Cultural Mapping: Politics, Poetics, Policy

Toronto map

February 6, 2012 - 12:00pm to 1:30pm

Chicago Cultural Center
78 East Washington St.
Garland Room

Daniel Silver, Assistant Professor of Sociology at the University of Toronto

Cultural policy-makers increasingly use cultural maps. Why? Toronto's recent report, From the Ground Up: Growing Toronto's Cultural Sector, provides an instructive case study in the politics, poetics, and policy outcomes of cultural mapping. Local political controversies about affordable artist housing and intense real estate development generated interest among city officials in developing new ways of visualizing and interpreting where Toronto's cultural activities are located. Cultural mapping emerged as a rhetorically potent policy tool able to build bridges across departments such as Planning and Culture and win support from city councilors to integrate cultural policy into the City's official planning process. Cultural mapping is thus best understood pragmatically, as a practice with an array of uses that appeal to specific actors differently depending on the concrete problems they are facing.

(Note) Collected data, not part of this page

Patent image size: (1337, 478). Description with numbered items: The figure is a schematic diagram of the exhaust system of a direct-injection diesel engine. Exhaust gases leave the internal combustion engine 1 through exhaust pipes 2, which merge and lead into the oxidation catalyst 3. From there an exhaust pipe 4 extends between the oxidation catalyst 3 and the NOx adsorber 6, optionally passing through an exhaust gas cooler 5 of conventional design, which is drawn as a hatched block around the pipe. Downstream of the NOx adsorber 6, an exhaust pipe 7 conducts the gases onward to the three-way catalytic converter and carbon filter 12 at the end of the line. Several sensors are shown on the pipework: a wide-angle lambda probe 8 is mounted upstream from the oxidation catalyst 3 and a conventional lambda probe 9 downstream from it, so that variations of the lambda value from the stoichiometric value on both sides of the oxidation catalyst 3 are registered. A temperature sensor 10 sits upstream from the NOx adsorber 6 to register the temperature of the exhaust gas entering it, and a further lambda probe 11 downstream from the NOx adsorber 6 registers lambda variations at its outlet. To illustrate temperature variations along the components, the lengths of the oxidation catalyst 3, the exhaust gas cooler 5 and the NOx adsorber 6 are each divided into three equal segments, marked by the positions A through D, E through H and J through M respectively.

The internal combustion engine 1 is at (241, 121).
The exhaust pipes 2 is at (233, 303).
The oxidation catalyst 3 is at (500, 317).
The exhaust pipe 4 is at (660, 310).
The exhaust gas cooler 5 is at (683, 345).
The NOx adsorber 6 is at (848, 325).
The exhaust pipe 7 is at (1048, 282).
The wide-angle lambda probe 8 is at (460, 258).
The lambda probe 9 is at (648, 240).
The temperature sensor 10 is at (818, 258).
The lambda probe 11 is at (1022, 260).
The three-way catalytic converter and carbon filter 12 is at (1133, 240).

Daniel Silver is an Assistant Professor of Sociology at the University of Toronto. He edited From the Ground Up: Growing Toronto's Cultural Sector, wrote its chapter on "The Economic Importance of Cultural Scenes", and has authored or co-authored a number of papers on the role of culture in urban development, such as "Scenes: Social Context in an Age of Contingency" (2010), "The American Scenescape: Amenities, Scenes, and the Qualities of Local Life" (2011), "Scenes, Innovation, and Urban Development" (2011), "Buzz as an Urban Resource" (forthcoming), "Local Politics in the Creative City: The Case of Toronto" (forthcoming), and "Chicago from the Political Machine to the Entertainment Machine" (forthcoming). He is also the editor (with Carl Grodach) of the forthcoming The Politics of Urban Cultural Policy: Global Perspectives.  Silver earned his PhD from the Committee on Social Thought at the University of Chicago and was a graduate student researcher at the University of Chicago Cultural Policy Center, where he contributed to Chicago: Music City, A Report on the Music Industry in Chicago.